A bill that could potentially increase the number of Louisianians who have access to high-speed internet was deferred Tuesday by its sponsor, Rep. Rodney Schamerhorn — R, Hornbeck, after some lawmakers on the Louisiana House Committee on Commerce expressed concern about an amendment from Shamherhorn that they said wouldn’t provide sufficient oversight.
Schamerhor proposes to expand access to broadband internet by allowing parishes and municipalities to enter into public-private partnerships. His amendment adds that “any broadband or high-speed data transmission authority” that comes about because of the law would “not be subject to the Local Government Fair Competition Act.”
Michael Hebert, a Lafayette attorney who testified in support of the bill, said subjecting broadband deals to the Local Government Fair Competition Act would require feasibility studies, elections and periodic audits from the Public Service Commission and “significantly slow the deployment of broadband” throughout the state.
Rep. Edmond Jordan (D-Baton Rouge) said he doesn’t agree that getting rid of oversight will make the process better, and the legislature should look to balance “making sure that you’re doing things correctly versus just doing fast.”
“It seems it would take away some oversight you would have if (broadband deals are) not going to be subject to audits from the (Public Service Commission),” Jordan said.
Rep.
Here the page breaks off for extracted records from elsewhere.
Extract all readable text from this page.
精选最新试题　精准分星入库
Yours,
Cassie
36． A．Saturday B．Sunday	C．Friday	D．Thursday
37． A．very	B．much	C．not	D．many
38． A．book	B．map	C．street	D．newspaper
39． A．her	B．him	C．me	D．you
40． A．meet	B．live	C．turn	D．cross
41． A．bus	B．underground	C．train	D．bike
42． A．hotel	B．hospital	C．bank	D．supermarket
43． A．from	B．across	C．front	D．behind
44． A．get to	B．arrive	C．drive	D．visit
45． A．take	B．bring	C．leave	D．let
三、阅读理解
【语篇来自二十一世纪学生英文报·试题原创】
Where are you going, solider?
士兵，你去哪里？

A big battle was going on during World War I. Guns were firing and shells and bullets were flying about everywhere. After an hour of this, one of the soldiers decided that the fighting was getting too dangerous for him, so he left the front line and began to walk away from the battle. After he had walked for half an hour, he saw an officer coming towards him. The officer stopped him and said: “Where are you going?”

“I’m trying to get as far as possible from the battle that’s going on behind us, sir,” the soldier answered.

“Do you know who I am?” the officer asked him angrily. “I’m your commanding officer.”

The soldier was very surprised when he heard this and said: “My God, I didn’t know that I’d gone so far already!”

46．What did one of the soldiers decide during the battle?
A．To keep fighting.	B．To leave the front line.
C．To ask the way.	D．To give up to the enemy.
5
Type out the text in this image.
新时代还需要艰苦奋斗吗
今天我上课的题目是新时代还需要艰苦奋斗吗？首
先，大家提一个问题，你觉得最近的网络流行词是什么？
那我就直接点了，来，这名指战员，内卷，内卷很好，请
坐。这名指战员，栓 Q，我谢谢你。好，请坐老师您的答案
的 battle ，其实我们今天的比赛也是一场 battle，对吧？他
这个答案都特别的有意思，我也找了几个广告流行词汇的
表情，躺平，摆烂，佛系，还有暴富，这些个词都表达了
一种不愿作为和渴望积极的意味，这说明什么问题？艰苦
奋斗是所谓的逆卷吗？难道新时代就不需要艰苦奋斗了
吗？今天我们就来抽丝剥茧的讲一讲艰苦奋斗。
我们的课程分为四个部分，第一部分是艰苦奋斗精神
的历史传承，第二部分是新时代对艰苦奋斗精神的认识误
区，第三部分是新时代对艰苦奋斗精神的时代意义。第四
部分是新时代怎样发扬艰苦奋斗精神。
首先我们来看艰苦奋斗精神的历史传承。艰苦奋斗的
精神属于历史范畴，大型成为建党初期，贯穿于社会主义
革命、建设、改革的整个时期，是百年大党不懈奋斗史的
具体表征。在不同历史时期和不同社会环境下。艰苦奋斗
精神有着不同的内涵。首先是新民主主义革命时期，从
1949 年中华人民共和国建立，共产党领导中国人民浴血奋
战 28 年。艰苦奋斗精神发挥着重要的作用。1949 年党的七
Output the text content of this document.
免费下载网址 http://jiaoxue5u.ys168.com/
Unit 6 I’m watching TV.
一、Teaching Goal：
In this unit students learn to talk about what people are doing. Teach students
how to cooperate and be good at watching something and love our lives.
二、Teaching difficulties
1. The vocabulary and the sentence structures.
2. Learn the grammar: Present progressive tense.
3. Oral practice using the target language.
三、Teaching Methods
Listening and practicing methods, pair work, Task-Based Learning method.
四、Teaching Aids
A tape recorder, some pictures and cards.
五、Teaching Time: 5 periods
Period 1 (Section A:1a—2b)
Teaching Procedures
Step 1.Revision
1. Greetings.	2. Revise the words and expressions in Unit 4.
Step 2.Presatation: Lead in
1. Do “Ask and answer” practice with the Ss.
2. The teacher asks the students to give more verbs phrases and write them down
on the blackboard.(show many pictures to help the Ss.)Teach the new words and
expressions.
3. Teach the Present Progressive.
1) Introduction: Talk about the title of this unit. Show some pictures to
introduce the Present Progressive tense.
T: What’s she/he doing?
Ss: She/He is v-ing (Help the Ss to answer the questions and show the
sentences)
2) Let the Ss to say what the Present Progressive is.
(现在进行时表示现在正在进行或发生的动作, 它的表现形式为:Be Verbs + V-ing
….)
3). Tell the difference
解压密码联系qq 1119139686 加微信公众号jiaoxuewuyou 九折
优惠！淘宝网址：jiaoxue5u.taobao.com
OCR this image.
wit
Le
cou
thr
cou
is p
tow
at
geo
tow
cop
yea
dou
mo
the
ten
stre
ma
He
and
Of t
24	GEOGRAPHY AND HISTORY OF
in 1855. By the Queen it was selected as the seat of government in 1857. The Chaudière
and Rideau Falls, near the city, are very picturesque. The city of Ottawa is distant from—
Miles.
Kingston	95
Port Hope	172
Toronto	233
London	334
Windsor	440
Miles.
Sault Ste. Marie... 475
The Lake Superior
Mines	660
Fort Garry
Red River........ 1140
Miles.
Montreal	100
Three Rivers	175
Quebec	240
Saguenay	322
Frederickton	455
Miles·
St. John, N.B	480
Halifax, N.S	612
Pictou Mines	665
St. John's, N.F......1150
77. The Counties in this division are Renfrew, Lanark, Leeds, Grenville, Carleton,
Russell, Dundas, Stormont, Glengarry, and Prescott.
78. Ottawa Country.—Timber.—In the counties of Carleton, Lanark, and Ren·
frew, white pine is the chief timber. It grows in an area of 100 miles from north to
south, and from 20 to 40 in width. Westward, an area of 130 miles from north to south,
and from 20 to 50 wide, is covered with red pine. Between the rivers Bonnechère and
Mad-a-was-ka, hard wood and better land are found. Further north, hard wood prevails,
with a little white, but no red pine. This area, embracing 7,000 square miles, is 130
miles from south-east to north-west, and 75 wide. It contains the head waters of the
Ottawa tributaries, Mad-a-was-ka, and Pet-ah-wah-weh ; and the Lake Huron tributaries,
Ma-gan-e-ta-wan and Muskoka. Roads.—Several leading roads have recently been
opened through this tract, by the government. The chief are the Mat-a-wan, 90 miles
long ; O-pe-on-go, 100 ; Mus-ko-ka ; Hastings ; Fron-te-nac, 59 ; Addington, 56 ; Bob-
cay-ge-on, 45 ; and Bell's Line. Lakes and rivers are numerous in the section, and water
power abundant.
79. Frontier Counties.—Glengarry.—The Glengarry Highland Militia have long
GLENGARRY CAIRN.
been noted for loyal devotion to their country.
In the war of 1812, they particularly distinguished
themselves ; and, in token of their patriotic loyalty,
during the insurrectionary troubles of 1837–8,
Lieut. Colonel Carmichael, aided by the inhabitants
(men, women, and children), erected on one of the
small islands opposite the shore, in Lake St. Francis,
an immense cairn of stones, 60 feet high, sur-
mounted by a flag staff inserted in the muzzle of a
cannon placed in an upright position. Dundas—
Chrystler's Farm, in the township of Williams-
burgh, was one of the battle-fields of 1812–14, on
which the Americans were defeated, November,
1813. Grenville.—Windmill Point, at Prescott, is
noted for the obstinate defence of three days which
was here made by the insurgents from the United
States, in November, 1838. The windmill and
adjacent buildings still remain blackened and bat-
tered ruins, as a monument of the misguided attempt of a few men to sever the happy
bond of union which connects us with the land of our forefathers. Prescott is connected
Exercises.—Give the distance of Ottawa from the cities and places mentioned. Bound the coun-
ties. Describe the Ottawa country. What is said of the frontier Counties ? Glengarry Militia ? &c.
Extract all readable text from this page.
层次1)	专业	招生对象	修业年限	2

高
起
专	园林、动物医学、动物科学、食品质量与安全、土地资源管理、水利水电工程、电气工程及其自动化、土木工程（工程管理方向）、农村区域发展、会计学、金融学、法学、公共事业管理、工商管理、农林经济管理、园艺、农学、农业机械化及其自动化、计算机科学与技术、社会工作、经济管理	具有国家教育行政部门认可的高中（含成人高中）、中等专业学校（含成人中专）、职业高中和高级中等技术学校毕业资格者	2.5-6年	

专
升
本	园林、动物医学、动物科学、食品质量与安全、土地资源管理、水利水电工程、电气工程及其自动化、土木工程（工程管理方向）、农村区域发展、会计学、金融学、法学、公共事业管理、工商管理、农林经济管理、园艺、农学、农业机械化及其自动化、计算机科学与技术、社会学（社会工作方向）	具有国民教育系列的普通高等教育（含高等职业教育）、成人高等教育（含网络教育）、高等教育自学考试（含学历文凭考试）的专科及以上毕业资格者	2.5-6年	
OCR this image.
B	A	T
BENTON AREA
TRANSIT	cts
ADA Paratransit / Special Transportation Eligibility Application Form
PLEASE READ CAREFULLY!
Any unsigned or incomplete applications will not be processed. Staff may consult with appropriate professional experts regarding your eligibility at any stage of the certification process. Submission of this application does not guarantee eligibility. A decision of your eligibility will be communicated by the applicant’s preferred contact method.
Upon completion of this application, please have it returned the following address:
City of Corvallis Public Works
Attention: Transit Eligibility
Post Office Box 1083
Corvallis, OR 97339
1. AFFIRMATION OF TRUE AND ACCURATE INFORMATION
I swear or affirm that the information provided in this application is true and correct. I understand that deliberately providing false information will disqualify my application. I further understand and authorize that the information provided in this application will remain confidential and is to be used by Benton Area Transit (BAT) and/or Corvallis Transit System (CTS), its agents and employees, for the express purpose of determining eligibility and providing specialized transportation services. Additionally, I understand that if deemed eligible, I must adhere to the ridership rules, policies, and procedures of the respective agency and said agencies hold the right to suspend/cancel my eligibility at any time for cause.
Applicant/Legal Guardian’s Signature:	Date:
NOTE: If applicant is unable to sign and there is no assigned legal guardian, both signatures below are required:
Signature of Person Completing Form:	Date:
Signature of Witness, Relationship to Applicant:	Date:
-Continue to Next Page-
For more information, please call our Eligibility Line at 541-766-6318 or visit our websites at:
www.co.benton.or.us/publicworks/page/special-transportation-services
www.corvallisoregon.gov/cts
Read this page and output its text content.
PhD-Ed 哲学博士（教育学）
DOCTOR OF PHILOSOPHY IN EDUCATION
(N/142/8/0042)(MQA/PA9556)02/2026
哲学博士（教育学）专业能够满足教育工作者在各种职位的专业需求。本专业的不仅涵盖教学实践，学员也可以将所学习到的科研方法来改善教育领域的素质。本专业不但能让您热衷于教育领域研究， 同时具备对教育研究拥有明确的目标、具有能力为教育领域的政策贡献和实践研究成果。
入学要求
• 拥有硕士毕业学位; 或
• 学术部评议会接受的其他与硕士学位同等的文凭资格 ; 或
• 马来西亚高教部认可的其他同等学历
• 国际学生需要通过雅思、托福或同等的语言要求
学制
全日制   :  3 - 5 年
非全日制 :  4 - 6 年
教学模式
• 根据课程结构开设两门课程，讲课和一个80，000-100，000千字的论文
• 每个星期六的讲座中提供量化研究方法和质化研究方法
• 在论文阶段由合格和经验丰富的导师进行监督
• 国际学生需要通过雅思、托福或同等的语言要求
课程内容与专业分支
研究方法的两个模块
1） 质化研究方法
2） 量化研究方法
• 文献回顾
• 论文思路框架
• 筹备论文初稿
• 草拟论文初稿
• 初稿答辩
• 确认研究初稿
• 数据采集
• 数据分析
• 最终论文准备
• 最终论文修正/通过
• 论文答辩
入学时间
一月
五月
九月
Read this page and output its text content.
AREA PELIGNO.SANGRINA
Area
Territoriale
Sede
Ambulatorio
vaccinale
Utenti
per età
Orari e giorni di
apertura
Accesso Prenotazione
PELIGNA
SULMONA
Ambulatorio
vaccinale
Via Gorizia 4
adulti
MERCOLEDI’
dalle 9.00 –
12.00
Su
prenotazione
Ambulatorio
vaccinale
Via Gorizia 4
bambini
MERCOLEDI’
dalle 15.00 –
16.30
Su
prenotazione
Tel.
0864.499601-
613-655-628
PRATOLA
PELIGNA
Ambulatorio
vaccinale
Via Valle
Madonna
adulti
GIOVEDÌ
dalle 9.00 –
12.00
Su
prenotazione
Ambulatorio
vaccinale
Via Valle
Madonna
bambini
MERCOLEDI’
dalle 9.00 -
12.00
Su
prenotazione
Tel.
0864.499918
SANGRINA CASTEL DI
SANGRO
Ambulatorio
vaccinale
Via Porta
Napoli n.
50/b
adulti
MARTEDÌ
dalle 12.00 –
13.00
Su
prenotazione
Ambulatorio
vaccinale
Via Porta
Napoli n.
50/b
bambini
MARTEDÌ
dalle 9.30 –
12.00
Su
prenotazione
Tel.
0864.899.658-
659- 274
Kenny Cox (D-Natchitoches) echoed support of the bill, but he also raised concerns about oversight. “Somebody’s got to be watching the chicks in the hen house.”
Schamerhorn plans to bring the bill back to the commerce committee next week.
A lack of rural internet connection in Louisiana has been an ongoing issue in the state, and the problem became more noticeable when schools were shut down during the pandemic and more families were forced to resort to online learning. In all, there are 403,000 Louisiana households (about 25 percent of the state’s total number of households) without any kind of internet connection, according to figures from the U.S. Census Bureau. Forty-two percent of households have no broadband connection.